Recommendation 3. Treat a first recurrence of C. difficile infection with oral vancomycin as a tapered and pulsed regimen rather than a second standard 10-day course of vancomycin or metronidazole (weak recommendation, low quality of evidence).

Despite the improved treatment response with oral vancomycin, one in four patients will experience recurrence. For a first recurrence of C. difficile infection after a 10-day course of oral vancomycin, an extended taper or pulsed course of vancomycin should be attempted. Various regimens have been tried and found to be effective. For a second recurrence, providers can consider addition of rifaximin following oral vancomycin. Fecal microbiota transplantation is recommended for patients with multiple recurrences of C. difficile infection who have failed these antibiotic treatments.

Recommendation 4. Minimize the frequency and duration of high-risk antibiotic therapy (based on local epidemiology) and the number of antibiotic agents prescribed to reduce C. difficile infection risk (strong recommendation, moderate quality of evidence).

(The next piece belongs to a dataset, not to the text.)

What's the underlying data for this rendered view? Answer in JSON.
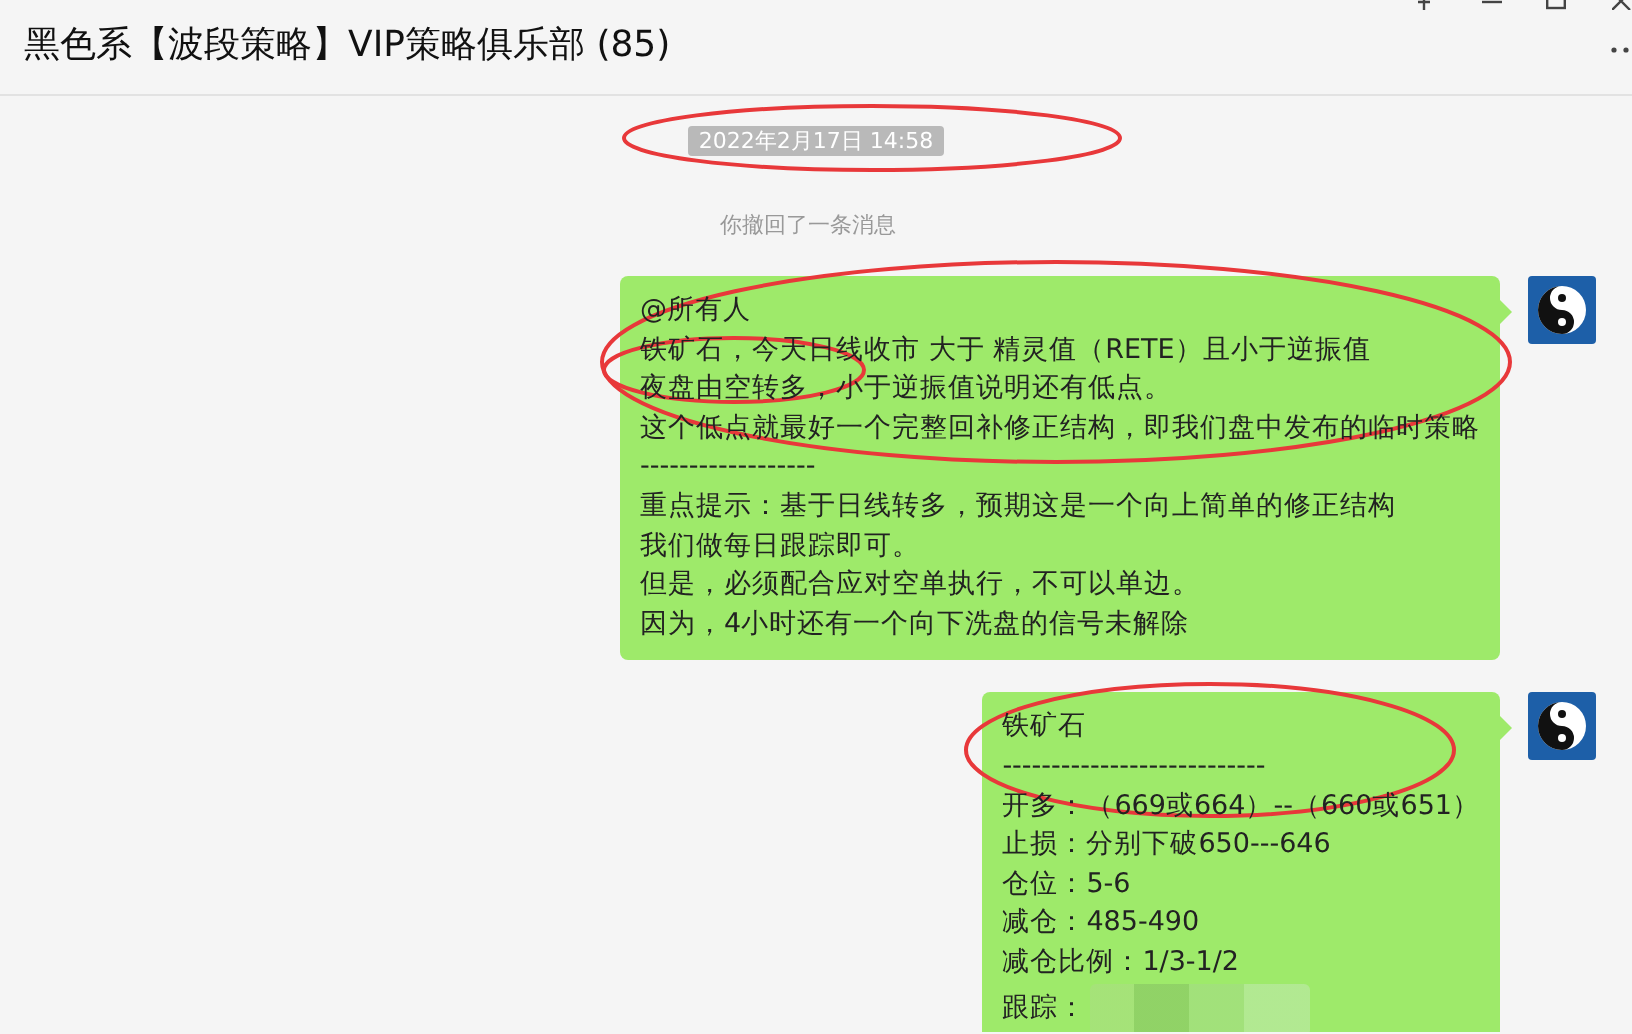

Antibiotic stewardship is a necessary component of any successful effort to reduce C. difficile infections. Antibiotic stewardship programs, which are now commonplace in US hospitals, largely rely on educational initiatives or committee-based order review. Hospitalists should take a structured approach emphasizing the four critical questions of antibiotic prescribing: Does this infection require antibiotics? Have I ordered appropriate cultures and the correct empiric therapy? Can I stop, narrow, or switch to oral agents? Finally, what duration of therapy is needed at discharge?8 Initial efforts should focus on the restriction of fluoroquinolones, clindamycin, and cephalosporins (except for surgical antibiotic prophylaxis) given their known risk to cause C. difficile infection.

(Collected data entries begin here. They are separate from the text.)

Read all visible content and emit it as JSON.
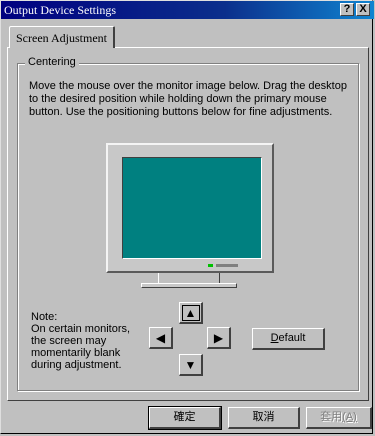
{
  "window": {
    "title": "Output Device Settings",
    "help_button": "?",
    "close_button": "X"
  },
  "tabs": [
    {
      "label": "Screen Adjustment",
      "selected": true
    }
  ],
  "centering": {
    "group_label": "Centering",
    "description": "Move the mouse over the monitor image below. Drag the desktop to the desired position while holding down the primary mouse button. Use the positioning buttons below for fine adjustments.",
    "note_lines": [
      "Note:",
      "On certain monitors,",
      "the screen may",
      "momentarily blank",
      "during adjustment."
    ],
    "arrows": {
      "up": "▲",
      "left": "◀",
      "right": "▶",
      "down": "▼"
    },
    "default_button": {
      "accel": "D",
      "rest": "efault"
    }
  },
  "monitor": {
    "screen_color": "#008080"
  },
  "footer": {
    "ok_label": "確定",
    "cancel_label": "取消",
    "apply_label": "套用",
    "apply_accel": "(A)"
  },
  "colors": {
    "face": "#c0c0c0",
    "titlebar": "#000080",
    "screen": "#008080"
  }
}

Recommendation 5. Contact precautions should be maintained for at least 48 hours after diarrhea has resolved (weak recommendation, low quality of evidence).

Although C. difficile is undetectable in stool samples from most patients by the time diarrhea has resolved, skin and environmental contaminations remain high. No studies demonstrating a benefit to further extending contact precautions beyond 48 hours after resolution of diarrhea are yet available.